Table 2 shows the evaluation results of the alloy A manufactured under the conditions of Table 1, and Table 3 shows the evaluation results of the alloy B manufactured under the conditions of Table 1. The 0.2% proof stress is higher in alloy B and the bending crack resistance is better in alloy A, but the influence of manufacturing conditions on the characteristics is the same in both alloys A and B. That is, as shown in Tables 2 and 3, according to the present invention, it is possible to obtain an alloy having good bending cracking resistance and reduced bending wrinkles while maintaining high strength. (Table 1 No. 1-7)

  On the other hand, Comparative Example No. No. 8 has a rolling degree before solution treatment is lower than that of the invention example, so that the maximum value of the texture becomes less than 2.0, the strength decreases, and the bending crack resistance is good, but the width of the bending wrinkle Exceeded 30 μm. No. No. 9 has a higher degree of rolling before solution treatment than the invention example, so the maximum value of the texture exceeds 10.0, the bending crack resistance is inferior to the invention example, and the width of the bending wrinkle is 30 μm. Beyond.

  Comparative Example No. No. 10 had a higher plate thickness reduction rate than the inventive example, the maximum value of the texture exceeded 10.0, the bending crack resistance was inferior to the inventive example, and the width of the bending wrinkle exceeded 30 μm. Comparative Example No.

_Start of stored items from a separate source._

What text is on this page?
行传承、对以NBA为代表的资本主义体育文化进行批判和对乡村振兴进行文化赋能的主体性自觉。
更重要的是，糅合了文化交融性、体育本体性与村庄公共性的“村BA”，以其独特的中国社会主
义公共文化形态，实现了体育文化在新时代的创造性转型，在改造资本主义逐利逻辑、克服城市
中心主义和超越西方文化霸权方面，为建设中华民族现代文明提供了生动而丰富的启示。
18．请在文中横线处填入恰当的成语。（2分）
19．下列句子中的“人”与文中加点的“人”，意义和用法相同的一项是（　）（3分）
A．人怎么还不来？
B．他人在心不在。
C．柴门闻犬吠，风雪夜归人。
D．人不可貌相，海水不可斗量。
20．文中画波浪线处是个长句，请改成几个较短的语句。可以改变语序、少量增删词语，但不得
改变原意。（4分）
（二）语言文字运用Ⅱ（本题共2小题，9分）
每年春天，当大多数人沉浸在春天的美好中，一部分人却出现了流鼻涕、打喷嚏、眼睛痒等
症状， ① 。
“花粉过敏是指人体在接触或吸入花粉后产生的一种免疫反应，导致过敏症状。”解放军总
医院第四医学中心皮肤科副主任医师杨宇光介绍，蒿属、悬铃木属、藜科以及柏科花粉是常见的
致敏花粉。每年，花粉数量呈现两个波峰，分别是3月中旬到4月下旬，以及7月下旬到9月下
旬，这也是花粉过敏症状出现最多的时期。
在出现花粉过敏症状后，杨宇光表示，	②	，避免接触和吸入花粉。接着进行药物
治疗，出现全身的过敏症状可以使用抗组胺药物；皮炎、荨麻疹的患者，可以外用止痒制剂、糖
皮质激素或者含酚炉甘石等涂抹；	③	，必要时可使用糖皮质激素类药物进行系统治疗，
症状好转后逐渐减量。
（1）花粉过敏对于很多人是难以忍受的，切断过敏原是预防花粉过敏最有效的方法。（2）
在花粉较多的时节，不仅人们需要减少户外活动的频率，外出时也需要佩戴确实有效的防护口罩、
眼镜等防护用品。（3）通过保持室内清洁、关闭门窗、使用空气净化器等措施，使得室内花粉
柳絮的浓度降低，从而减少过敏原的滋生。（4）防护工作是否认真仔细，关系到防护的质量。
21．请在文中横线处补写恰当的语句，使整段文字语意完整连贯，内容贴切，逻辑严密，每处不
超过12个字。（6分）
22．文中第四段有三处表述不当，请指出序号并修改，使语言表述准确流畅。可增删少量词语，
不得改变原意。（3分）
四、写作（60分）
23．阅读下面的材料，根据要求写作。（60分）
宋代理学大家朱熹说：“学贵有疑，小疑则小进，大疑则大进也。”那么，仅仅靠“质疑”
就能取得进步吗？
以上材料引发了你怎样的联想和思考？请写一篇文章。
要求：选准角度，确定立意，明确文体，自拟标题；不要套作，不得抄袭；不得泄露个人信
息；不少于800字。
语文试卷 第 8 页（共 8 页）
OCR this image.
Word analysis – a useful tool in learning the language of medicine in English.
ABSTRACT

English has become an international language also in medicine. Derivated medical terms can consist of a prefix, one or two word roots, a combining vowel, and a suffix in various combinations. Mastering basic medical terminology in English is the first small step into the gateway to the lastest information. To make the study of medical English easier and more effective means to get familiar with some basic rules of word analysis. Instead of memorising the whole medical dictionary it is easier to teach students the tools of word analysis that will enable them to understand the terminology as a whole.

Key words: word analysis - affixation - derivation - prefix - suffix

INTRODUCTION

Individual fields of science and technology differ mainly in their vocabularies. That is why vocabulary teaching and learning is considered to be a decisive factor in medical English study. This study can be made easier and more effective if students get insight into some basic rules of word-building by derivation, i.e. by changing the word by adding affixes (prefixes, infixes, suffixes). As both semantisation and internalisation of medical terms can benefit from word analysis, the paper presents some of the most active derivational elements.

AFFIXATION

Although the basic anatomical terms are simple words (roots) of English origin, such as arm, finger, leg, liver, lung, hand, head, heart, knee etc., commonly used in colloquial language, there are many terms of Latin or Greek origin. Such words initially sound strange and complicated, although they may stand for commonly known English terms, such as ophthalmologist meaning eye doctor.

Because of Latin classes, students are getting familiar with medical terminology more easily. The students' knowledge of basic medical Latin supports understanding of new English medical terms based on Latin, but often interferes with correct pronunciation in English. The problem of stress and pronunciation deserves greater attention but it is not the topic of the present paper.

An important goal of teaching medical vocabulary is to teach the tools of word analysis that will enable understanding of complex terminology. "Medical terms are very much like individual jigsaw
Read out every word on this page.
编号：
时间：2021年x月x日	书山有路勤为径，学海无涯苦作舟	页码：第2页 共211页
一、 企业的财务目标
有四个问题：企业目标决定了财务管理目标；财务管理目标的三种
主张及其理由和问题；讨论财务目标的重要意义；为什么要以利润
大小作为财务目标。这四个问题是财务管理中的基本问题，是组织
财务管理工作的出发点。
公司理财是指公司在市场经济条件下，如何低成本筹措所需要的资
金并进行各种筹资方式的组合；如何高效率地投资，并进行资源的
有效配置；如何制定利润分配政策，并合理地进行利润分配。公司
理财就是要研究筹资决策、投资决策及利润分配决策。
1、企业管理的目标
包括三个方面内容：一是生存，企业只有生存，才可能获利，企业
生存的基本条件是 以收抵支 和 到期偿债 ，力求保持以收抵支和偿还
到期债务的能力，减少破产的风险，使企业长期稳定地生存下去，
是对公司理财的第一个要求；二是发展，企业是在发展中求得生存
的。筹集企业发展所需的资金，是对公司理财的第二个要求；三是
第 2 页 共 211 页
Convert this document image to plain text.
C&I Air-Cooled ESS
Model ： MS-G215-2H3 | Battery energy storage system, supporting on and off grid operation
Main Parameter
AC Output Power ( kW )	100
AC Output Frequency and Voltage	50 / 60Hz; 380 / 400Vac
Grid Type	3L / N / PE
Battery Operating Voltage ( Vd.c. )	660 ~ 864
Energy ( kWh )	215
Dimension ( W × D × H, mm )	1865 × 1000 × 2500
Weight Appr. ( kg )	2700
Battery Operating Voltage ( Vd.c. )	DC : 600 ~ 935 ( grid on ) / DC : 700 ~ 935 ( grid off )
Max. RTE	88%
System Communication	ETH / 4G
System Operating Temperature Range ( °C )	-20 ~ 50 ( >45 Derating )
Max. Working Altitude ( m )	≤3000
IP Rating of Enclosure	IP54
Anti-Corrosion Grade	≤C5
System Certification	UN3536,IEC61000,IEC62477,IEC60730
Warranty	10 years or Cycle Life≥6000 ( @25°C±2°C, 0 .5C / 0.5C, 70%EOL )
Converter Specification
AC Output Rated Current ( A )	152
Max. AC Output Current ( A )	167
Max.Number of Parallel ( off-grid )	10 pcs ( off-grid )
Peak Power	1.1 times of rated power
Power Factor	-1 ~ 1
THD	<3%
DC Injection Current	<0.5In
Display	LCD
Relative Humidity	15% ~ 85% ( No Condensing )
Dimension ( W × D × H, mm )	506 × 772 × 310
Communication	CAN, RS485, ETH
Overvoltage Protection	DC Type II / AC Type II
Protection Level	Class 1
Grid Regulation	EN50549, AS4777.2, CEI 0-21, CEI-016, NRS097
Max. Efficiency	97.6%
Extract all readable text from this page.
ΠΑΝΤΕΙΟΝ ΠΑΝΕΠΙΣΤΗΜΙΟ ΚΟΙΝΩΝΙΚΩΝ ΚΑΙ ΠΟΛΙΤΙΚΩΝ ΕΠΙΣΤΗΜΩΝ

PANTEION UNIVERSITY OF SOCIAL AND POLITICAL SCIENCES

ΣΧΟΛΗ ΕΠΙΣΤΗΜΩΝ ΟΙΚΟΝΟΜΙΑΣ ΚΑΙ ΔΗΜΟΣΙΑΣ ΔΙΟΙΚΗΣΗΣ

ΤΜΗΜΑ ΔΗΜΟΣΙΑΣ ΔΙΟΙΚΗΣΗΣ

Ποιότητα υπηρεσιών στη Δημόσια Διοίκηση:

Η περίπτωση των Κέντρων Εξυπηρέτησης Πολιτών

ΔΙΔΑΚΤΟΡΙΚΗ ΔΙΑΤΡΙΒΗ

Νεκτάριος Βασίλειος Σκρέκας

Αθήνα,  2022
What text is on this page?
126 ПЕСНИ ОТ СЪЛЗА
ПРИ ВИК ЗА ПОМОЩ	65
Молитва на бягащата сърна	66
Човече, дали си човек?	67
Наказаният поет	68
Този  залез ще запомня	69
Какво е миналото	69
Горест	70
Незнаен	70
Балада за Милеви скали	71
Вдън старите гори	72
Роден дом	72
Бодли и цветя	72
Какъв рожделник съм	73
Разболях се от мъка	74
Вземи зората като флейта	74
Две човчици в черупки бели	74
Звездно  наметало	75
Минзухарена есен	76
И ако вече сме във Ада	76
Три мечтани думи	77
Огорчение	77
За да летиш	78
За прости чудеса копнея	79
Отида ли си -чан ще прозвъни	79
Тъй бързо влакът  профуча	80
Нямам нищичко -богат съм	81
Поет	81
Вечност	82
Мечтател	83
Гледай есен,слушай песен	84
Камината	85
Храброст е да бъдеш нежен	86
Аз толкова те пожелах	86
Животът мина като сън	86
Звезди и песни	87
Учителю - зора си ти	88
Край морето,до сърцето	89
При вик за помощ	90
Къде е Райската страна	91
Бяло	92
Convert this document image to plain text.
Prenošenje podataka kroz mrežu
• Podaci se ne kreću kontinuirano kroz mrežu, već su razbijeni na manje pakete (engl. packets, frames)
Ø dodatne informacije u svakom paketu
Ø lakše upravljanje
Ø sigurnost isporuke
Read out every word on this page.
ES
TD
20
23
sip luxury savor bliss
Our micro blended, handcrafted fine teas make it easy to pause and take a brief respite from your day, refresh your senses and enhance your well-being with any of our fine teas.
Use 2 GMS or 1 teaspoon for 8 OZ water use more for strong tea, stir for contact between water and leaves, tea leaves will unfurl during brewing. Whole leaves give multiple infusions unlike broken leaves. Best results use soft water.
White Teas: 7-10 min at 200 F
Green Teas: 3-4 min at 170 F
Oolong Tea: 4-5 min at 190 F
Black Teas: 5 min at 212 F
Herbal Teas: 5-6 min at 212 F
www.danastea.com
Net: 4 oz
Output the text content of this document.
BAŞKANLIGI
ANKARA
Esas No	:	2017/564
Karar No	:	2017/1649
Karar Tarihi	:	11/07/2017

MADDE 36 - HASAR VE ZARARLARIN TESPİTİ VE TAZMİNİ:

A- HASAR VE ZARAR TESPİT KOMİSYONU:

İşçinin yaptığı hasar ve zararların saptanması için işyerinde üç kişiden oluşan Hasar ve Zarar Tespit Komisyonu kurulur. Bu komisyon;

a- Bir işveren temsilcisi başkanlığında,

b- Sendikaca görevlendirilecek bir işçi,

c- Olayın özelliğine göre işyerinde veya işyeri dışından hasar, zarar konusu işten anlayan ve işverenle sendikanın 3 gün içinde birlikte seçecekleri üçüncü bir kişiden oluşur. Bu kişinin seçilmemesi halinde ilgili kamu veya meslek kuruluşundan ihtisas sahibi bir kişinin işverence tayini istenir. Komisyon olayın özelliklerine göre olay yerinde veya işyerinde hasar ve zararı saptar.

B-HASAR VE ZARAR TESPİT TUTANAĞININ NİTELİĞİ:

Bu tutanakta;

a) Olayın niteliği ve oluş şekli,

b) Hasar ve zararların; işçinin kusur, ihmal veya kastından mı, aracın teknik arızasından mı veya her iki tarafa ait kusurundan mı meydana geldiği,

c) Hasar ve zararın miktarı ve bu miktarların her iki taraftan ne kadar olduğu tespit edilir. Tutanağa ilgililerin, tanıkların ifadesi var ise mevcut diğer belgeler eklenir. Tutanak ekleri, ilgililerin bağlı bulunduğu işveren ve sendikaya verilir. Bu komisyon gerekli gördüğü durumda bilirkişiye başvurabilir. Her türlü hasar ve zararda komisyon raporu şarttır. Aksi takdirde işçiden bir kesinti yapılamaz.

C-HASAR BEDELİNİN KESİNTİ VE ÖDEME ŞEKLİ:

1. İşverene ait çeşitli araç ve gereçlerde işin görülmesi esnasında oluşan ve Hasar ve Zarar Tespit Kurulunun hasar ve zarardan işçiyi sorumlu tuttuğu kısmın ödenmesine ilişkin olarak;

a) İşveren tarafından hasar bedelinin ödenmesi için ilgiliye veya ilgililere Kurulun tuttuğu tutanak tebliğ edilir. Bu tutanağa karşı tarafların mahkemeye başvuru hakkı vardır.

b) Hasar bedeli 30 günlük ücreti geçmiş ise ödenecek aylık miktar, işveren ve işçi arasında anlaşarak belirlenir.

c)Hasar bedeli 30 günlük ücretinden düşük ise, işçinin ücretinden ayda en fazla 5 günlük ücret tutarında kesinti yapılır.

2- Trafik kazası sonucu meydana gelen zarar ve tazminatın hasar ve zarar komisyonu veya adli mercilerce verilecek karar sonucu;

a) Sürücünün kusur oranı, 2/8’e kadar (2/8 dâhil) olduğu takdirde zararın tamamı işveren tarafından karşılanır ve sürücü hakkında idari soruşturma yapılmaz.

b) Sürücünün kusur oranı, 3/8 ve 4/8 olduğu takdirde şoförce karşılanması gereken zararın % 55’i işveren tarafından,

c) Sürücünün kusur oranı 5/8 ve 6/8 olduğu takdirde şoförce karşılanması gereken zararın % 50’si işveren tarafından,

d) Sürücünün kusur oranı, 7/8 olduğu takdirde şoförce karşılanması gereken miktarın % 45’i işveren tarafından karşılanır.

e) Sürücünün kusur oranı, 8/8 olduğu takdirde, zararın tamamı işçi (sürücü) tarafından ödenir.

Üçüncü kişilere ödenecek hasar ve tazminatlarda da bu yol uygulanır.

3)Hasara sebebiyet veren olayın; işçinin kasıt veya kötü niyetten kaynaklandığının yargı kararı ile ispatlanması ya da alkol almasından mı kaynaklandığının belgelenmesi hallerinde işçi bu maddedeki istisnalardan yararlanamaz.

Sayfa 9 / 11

No. 11 has a solution treatment temperature lower than that of the inventive example, and therefore the maximum value of the texture exceeded 10.0. As a result, although the bending cracking resistance was good, the width of the bending wrinkle exceeded 30 μm, and the strength was inferior to that of the inventive examples because the amount of Ni and Si dissolved was small.

  Comparative Example No. In No. 12, the temperature of the solution treatment was higher than that of the inventive example. During the solution treatment, the crystal grains were coarsened, and the maximum value of the texture was less than 2.0. Therefore, although the bending crack resistance was good, the width of the bending wrinkle exceeded 30 μm, and the strength was inferior to that of the inventive examples.

It is explanatory drawing regarding two area | regions of (1) and (2) prescribed | regulated on the prescribed | regulated {111} positive electrode point figure.

Explanation of symbols

RD Rolling direction of sample TD Transverse direction of sample α Axis perpendicular to rotation axis of diffraction goniometer specified by Schulz method β Axis parallel to previous rotation axis

Claims (3)

Containing 1.0 to 4.5 mass% of Ni and 0.25 to 1.5 wt% Si, balance Ri Rana or copper and inevitable impurities, {111} in the pole figure, following ( Cu-Ni-Si excellent in strength and bending workability having a texture, wherein the maximum value of the X-ray random intensity ratio in the range of 1) to (2) is 2.0 or more and 10.0 or less Alloy.
(1) α = 20 ± 10 °, β = 90 ± 10 °
(2) α = 20 ± 10 °, β = 270 ± 10 °
(Where α: axis perpendicular to the rotation axis of the goniometer for diffraction defined in the Schulz method, β: axis parallel to the rotation axis) The Cu-Ni-Si-based alloy according to claim 1, containing 0.005 to 0.3 mass% of Mg. Cu-Ni- of Claim 1 and 2 which contains 0.005-2.0 mass% of 1 or more types in total in Zn, Sn, Fe, Ti, Zr, Cr, Al, P, Mn, and Ag. Si-based alloy.